My mind had shut down, given itself over to the pleasure coursing through me and the anticipation of where his next kiss would land.
“Am I?” he repeated and he nipped at my neck. I gasped and shook my head, unable to think. He had me pushed up against the door now, his hips hard against mine. “The problem with wanting,” he whispered, his mouth trailing along my jaw until it hovered over my lips, “is that it makes us weak.” And then, at last, when I thought I couldn’t bear it any longer, he brought his mouth down on mine.
His kiss was harder this time, laced with the anger I could feel lingering inside him. I didn’t care. I didn’t care that he’d ignored me or that he confused me or about any of Genya’s vague warnings. He’d found the stag. He’d been right about me. He’d been right about everything.
His hand slid down to my hip. I felt a little trill of panic as my skirt slid higher and his fingers closed on my bare thigh, but instead of pulling away, I pushed closer to him.
I don’t know what might have happened next—at that moment we heard a loud clamor of voices from the hallway. A group of very noisy, very drunk people were careening down the corridor, and someone bumped heavily into the door, rattling the handle. We froze. The Darkling shoved his shoulder against the door so that it wouldn’t open, and the group moved on, shouting and laughing.
In the silence that followed, we stared at each other. Then he sighed and dropped his hand, letting the silk of my skirts fall back into place.

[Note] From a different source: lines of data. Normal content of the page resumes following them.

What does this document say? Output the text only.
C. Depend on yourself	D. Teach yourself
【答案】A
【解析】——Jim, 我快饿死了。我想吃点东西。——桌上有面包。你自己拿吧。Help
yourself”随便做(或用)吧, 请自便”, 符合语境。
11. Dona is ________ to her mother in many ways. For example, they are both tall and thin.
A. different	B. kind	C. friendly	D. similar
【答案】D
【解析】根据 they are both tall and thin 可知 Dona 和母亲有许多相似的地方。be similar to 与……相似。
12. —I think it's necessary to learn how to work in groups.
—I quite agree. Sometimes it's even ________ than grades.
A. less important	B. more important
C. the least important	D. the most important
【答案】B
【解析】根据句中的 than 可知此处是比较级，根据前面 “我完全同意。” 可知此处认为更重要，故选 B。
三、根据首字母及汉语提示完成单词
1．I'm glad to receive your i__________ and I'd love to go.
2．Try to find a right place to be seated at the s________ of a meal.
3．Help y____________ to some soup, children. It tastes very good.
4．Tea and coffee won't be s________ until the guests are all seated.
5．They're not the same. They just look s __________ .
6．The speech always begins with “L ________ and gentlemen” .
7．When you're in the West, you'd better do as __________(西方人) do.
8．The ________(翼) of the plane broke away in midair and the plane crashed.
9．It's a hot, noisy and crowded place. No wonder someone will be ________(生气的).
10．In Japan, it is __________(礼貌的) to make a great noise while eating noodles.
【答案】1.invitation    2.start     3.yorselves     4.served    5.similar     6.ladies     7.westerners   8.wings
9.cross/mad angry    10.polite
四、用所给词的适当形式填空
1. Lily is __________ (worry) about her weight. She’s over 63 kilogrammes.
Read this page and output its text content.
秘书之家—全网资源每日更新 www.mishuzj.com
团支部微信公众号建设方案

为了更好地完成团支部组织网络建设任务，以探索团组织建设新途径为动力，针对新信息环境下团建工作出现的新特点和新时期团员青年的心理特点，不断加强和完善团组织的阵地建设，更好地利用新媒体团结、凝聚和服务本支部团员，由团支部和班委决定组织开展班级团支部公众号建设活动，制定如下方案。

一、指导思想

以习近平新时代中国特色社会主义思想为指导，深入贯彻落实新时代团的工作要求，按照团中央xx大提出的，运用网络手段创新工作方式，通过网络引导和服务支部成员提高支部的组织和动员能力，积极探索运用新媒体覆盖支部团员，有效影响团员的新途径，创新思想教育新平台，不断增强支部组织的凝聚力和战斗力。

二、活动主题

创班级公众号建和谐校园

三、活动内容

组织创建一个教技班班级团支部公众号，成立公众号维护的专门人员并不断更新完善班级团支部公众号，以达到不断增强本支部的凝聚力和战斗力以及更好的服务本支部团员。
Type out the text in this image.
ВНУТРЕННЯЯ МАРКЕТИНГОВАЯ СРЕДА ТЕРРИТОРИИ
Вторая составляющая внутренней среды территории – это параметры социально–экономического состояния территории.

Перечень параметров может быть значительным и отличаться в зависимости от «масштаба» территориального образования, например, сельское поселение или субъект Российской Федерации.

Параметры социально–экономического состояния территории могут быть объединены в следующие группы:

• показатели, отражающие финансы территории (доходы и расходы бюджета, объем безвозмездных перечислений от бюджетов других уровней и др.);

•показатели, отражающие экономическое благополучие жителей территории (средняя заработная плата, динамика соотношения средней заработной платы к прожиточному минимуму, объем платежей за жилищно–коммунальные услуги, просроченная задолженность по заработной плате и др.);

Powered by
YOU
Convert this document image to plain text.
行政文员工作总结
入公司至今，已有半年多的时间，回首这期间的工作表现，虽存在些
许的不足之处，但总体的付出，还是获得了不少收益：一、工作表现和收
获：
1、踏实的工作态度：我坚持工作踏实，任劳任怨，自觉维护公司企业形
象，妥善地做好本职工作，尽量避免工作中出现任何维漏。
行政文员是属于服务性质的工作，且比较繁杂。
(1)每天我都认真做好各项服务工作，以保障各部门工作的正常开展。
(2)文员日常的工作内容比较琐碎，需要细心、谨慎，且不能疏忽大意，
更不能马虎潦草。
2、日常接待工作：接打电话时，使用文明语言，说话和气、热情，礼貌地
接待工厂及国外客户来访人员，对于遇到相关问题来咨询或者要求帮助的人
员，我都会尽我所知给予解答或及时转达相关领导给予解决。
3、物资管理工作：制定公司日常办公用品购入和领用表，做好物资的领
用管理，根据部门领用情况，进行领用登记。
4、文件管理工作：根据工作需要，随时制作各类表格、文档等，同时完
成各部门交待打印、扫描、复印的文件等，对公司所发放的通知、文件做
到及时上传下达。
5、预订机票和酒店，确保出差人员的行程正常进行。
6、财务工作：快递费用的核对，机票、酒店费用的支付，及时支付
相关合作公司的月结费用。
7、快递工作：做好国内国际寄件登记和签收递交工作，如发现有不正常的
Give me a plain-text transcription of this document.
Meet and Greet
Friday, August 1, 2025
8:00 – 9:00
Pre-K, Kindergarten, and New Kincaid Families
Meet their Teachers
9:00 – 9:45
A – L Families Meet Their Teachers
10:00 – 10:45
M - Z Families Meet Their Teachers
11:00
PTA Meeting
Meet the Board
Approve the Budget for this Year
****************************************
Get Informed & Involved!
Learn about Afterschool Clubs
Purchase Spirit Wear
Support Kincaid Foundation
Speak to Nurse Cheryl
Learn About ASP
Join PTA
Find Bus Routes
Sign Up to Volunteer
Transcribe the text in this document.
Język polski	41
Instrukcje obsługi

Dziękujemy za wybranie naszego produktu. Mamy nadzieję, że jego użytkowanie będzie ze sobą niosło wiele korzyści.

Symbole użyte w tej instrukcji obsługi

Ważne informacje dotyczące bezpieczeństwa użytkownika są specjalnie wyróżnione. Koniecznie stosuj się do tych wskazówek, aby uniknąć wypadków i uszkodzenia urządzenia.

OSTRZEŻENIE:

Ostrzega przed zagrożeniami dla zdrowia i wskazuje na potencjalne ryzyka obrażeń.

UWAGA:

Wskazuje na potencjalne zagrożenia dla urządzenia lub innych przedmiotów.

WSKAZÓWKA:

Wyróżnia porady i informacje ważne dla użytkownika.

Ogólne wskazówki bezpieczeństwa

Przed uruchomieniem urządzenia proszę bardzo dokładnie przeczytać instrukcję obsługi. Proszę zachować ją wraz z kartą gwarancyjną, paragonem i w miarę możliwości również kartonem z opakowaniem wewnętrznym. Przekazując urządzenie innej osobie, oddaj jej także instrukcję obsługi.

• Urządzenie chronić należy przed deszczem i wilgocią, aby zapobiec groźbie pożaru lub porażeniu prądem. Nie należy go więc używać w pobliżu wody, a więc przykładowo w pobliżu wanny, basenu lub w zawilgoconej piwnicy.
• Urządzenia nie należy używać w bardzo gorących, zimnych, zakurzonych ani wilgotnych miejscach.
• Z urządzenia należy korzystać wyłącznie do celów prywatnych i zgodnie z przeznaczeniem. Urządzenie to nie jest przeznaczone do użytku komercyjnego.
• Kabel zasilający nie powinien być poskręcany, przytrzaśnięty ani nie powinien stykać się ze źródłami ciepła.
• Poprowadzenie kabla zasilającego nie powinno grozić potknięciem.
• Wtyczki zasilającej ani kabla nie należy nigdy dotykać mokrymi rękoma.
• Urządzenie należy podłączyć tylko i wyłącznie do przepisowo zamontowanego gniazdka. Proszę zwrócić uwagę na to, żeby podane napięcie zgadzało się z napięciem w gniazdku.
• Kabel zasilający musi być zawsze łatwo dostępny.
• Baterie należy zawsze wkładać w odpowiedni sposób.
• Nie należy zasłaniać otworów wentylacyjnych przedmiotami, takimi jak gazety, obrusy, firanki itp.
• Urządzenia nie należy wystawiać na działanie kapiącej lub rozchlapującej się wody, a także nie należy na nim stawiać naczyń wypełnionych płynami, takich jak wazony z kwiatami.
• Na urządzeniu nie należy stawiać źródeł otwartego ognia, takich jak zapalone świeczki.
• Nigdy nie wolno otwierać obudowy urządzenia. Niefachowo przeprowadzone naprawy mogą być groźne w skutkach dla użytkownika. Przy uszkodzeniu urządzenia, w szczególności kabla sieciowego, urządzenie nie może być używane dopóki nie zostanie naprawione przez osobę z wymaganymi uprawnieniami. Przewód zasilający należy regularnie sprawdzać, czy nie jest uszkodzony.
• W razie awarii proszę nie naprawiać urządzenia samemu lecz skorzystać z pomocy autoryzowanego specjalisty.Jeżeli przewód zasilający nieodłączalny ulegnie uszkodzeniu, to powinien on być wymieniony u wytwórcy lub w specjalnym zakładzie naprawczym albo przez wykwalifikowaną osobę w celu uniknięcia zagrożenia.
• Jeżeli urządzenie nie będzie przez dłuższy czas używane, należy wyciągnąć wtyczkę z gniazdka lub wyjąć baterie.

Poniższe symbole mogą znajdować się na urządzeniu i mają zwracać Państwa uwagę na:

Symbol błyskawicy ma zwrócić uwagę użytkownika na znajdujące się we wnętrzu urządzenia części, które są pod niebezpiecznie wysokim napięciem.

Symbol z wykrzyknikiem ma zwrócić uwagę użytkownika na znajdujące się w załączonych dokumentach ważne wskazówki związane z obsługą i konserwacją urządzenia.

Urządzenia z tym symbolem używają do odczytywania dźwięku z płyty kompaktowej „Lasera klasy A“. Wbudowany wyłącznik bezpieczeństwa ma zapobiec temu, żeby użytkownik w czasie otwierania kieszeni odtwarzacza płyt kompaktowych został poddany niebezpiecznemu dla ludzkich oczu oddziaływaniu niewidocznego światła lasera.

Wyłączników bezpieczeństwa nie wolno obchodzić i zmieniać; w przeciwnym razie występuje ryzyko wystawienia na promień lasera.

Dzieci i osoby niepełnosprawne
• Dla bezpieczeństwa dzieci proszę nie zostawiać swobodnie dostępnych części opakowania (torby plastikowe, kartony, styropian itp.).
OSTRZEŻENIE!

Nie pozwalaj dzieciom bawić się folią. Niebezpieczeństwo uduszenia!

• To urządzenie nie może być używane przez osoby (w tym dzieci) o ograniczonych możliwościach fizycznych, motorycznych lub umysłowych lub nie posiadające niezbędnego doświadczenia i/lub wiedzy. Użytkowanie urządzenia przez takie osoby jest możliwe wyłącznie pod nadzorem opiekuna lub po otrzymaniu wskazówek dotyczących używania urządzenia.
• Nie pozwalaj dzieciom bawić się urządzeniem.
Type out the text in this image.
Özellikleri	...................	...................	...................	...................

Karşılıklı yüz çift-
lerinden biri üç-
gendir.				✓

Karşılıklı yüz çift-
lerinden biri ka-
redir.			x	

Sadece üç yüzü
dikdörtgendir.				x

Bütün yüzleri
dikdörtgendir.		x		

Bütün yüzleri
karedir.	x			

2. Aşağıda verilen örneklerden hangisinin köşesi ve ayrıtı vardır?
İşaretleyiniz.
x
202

“I should go,” he murmured. “Ivan and the others are waiting for me.”
I nodded, not trusting myself to speak.
He stepped away from me. I moved aside, and he opened the door a crack, glancing down the hallway to make sure it was empty.
“I won’t return to the party,” he said. “But you should, at least for a while.”
I nodded again. I was suddenly acutely aware of the fact that I was standing in a dark room with a near stranger and that only a few moments before I’d nearly had my skirts around my waist. Ana Kuya’s stern face appeared in my mind, lecturing me about the foolish mistakes of peasant girls, and I flushed with embarrassment.
The Darkling slipped through the doorway, but then he turned back to me. “Alina,” he said, and I could see that he was fighting with himself, “can I come to you tonight?”